The chamber is scheduled to vote in the afternoon on the four bills in succession, one day after a rare and extraordinary bipartisan coalition teed up the votes, with more Democrats (165) than Republicans (151) voting for the “rule” to proceed to the measures.

The bills are expected to pass and then go to the Senate for approval as soon as in the next few days. Taken together, they include the $95 billion aid package championed by President Joe Biden, with some changes from the version passed by the Senate two months ago.

Holding the vote represents an act of defiance by Speaker Mike Johnson, R-La., against an outspoken faction of conservative rebels who oppose Ukraine funding and pushed him not to bring it to a vote. Three of them — Reps. Marjorie Taylor Greene, R-Ga., Thomas Massie, R-Ky., and Paul Gosar, R-Ariz. — have threatened to oust him as speaker. The passage of the bill may bring Greene one step closer to forcing a vote to remove him.

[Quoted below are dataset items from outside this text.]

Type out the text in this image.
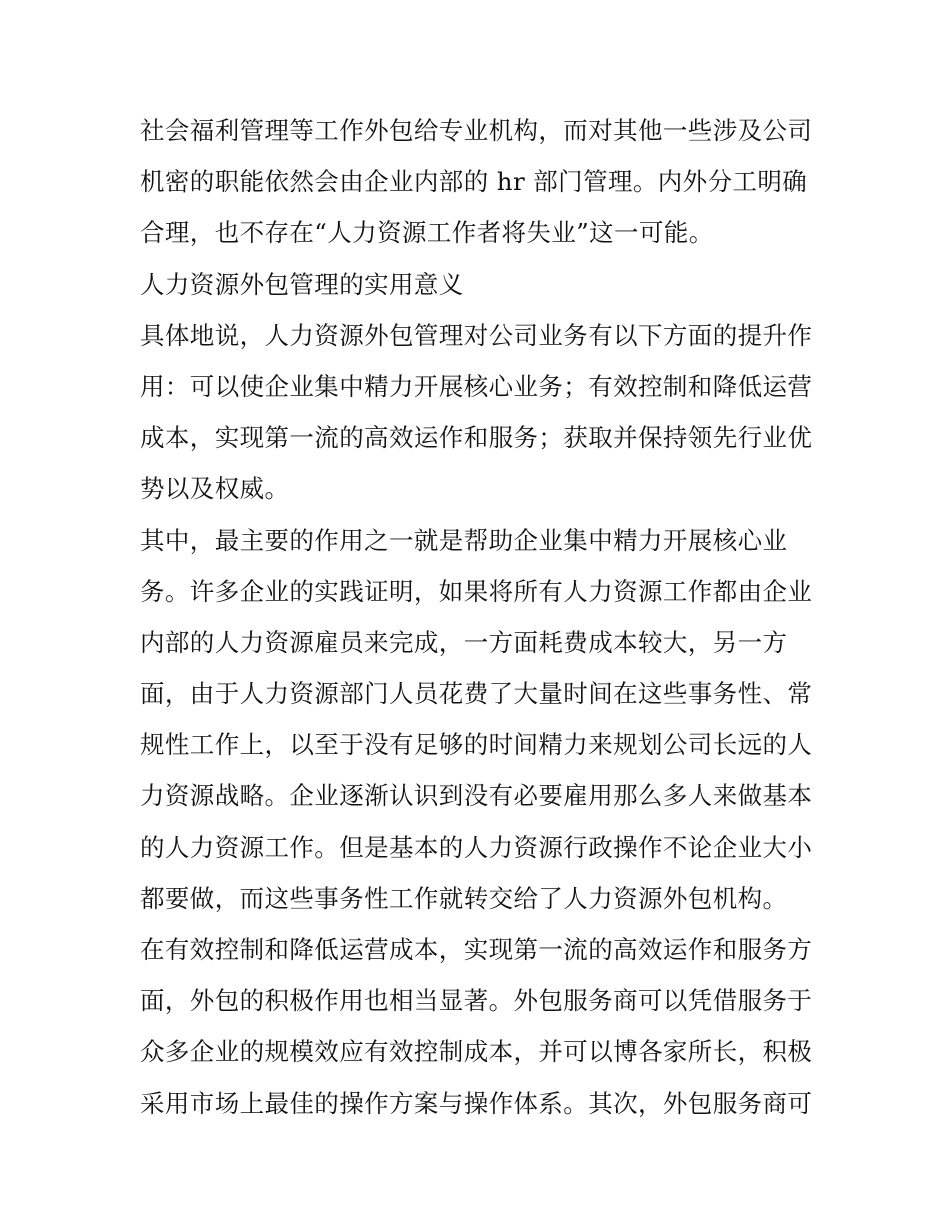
社会福利管理等工作外包给专业机构，而对其他一些涉及公司
机密的职能依然会由企业内部的 hr 部门管理。内外分工明确
合理，也不存在“人力资源工作者将失业”这一可能。
人力资源外包管理的实用意义
具体地说，人力资源外包管理对公司业务有以下方面的提升作
用：可以使企业集中精力开展核心业务；有效控制和降低运营
成本，实现第一流的高效运作和服务；获取并保持领先行业优
势以及权威。
其中，最主要的作用之一就是帮助企业集中精力开展核心业
务。许多企业的实践证明，如果将所有人力资源工作都由企业
内部的人力资源雇员来完成，一方面耗费成本较大，另一方
面，由于人力资源部门人员花费了大量时间在这些事务性、常
规性工作上，以至于没有足够的时间精力来规划公司长远的人
力资源战略。企业逐渐认识到没有必要雇用那么多人来做基本
的人力资源工作。但是基本的人力资源行政操作不论企业大小
都要做，而这些事务性工作就转交给了人力资源外包机构。
在有效控制和降低运营成本，实现第一流的高效运作和服务方
面，外包的积极作用也相当显著。外包服务商可以凭借服务于
众多企业的规模效应有效控制成本，并可以博各家所长，积极
采用市场上最佳的操作方案与操作体系。其次，外包服务商可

After months of wavering, Johnson sided with Biden, Democrats and the Republicans who believe that helping Ukraine fend off Russian aggression is essential to U.S. national security interests, citing briefings he has received and warning: “Vladimir Putin would continue to march through Europe if he were allowed.”

“I would rather send bullets to Ukraine than American boys,” Johnson told reporters, noting that his son will enter the Naval Academy this year. “This is a live-fire exercise for me as it is so many American families. This is not a game, this is not a joke.”

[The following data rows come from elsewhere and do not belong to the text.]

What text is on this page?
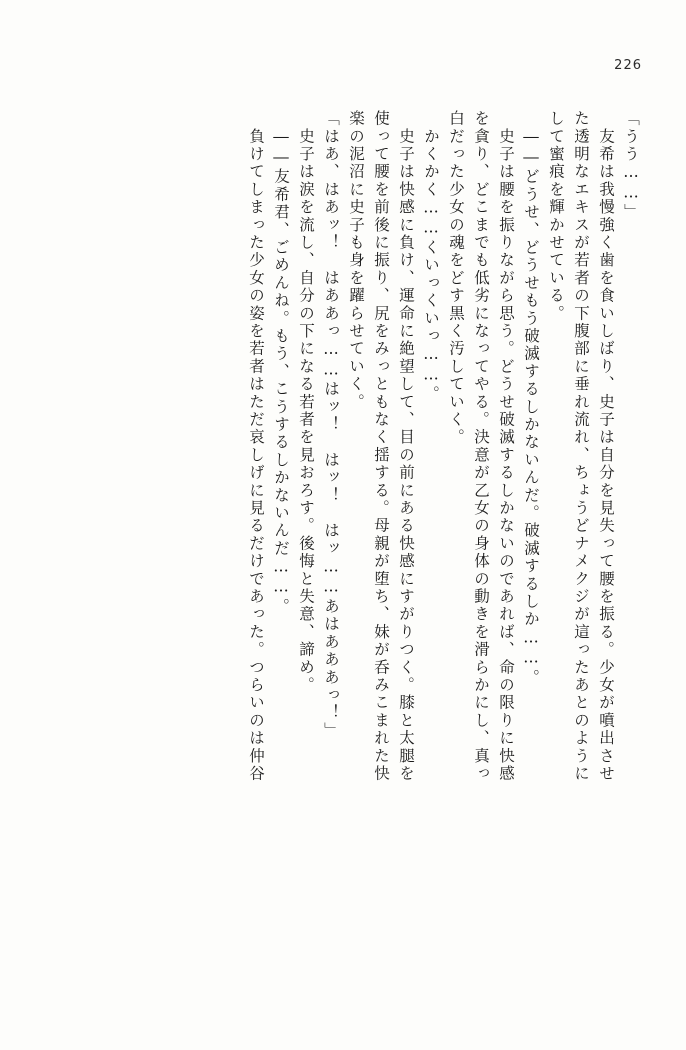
226
「うう……」
　友希は我慢強く歯を食いしばり、史子は自分を見失って腰を振る。少女が噴出させ
た透明なエキスが若者の下腹部に垂れ流れ、ちょうどナメクジが這ったあとのように
して蜜痕を輝かせている。
　――どうせ、どうせもう破滅するしかないんだ。破滅するしか……。
　史子は腰を振りながら思う。どうせ破滅するしかないのであれば、命の限りに快感
を貪り、どこまでも低劣になってやる。決意が乙女の身体の動きを滑らかにし、真っ
白だった少女の魂をどす黒く汚していく。
　かくかく……くいっくいっ……。
　史子は快感に負け、運命に絶望して、目の前にある快感にすがりつく。膝と太腿を
使って腰を前後に振り、尻をみっともなく揺する。母親が堕ち、妹が呑みこまれた快
楽の泥沼に史子も身を躍らせていく。
「はあ、はあッ！　はああっ……はッ！　はッ！　はッ……あはあああっ！」
　史子は涙を流し、自分の下になる若者を見おろす。後悔と失意、諦め。
　――友希君、ごめんね。もう、こうするしかないんだ……。
　負けてしまった少女の姿を若者はただ哀しげに見るだけであった。つらいのは仲谷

Ahead of the vote, former President Donald Trump issued a confusing statement that sympathized with both the pro- and anti-Ukraine aid factions of the GOP without taking a clear position.

Apart from the three aid bills, the fourth measure includes a policy to force the China-based ByteDance to sell TikTok within nine months — which the president could extend to a year — or face a nationwide ban. The policy, which lengthens the time frame for a sale from an earlier House bill, has Senate buy-in along with Biden’s support, putting TikTok closer than ever to a ban in the U.S.

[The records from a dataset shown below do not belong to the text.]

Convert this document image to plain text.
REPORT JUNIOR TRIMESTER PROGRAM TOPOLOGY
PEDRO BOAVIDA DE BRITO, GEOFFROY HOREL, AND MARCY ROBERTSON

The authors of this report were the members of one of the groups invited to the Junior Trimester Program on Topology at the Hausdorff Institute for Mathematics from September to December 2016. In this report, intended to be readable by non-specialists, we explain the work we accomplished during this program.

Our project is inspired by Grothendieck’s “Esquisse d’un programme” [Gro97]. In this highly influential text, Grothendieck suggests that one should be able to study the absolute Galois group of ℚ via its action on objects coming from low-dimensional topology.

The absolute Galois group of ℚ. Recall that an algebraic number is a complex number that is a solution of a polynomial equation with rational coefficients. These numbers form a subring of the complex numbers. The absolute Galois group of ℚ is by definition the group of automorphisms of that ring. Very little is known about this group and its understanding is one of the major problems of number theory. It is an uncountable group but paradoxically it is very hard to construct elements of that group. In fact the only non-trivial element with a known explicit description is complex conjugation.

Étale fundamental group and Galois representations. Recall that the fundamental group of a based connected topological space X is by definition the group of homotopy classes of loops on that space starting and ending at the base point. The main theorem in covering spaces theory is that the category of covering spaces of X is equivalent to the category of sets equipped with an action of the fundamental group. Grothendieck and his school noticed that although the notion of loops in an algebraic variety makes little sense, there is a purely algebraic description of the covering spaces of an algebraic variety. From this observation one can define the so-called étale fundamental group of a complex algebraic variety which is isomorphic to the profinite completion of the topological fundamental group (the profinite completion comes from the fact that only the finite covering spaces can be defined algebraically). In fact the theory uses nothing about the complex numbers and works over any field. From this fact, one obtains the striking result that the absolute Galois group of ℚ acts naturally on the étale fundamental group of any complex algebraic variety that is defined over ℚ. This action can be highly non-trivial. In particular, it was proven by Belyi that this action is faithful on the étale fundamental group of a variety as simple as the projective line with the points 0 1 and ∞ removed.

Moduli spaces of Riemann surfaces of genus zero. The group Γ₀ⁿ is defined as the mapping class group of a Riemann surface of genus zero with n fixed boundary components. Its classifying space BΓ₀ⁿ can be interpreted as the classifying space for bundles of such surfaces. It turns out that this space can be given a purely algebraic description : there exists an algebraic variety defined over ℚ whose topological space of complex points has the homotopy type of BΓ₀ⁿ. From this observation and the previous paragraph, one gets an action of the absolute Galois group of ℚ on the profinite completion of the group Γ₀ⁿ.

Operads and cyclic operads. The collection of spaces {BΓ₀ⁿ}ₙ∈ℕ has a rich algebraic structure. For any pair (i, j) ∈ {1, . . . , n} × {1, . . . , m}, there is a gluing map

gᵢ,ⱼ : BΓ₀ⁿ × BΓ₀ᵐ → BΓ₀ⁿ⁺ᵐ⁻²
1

If they pass, the bills are expected to be packaged together and sent to the Senate, which will have to vote on the whole legislation to send it to Biden’s desk to sign into law. It’s unclear when that will happen, but Senate Majority Leader Chuck Schumer, D-N.Y., and Minority Leader Mitch McConnell, R-Ky., are outspoken proponents of the foreign aid provisions in the package.

“I hope that President Biden will soon have on his desk long-awaited funding to support our friends in Ukraine and Israel and the Indo-Pacific, and aid for innocent civilians in need of humanitarian aid in Gaza and around the world,” Schumer said before the House vote, cautioning that Ukraine’s hopes against Russia would diminish without additional U.S. weapons to defend themselves.

Late Friday, Schumer said the Senate was working to get unanimous agreement to move quickly to vote on the foreign aid legislation. “We are working on an agreement for consideration of the supplemental,” he said on the Senate floor.

McConnell said earlier this week: “Here’s the political reality: If you think the fall of Afghanistan was bad, the fall of a European capital like Kyiv to Russian troops will be unimaginably worse, and if stalled American assistance makes that outcome possible, there’s no question when the blame will land, on us.”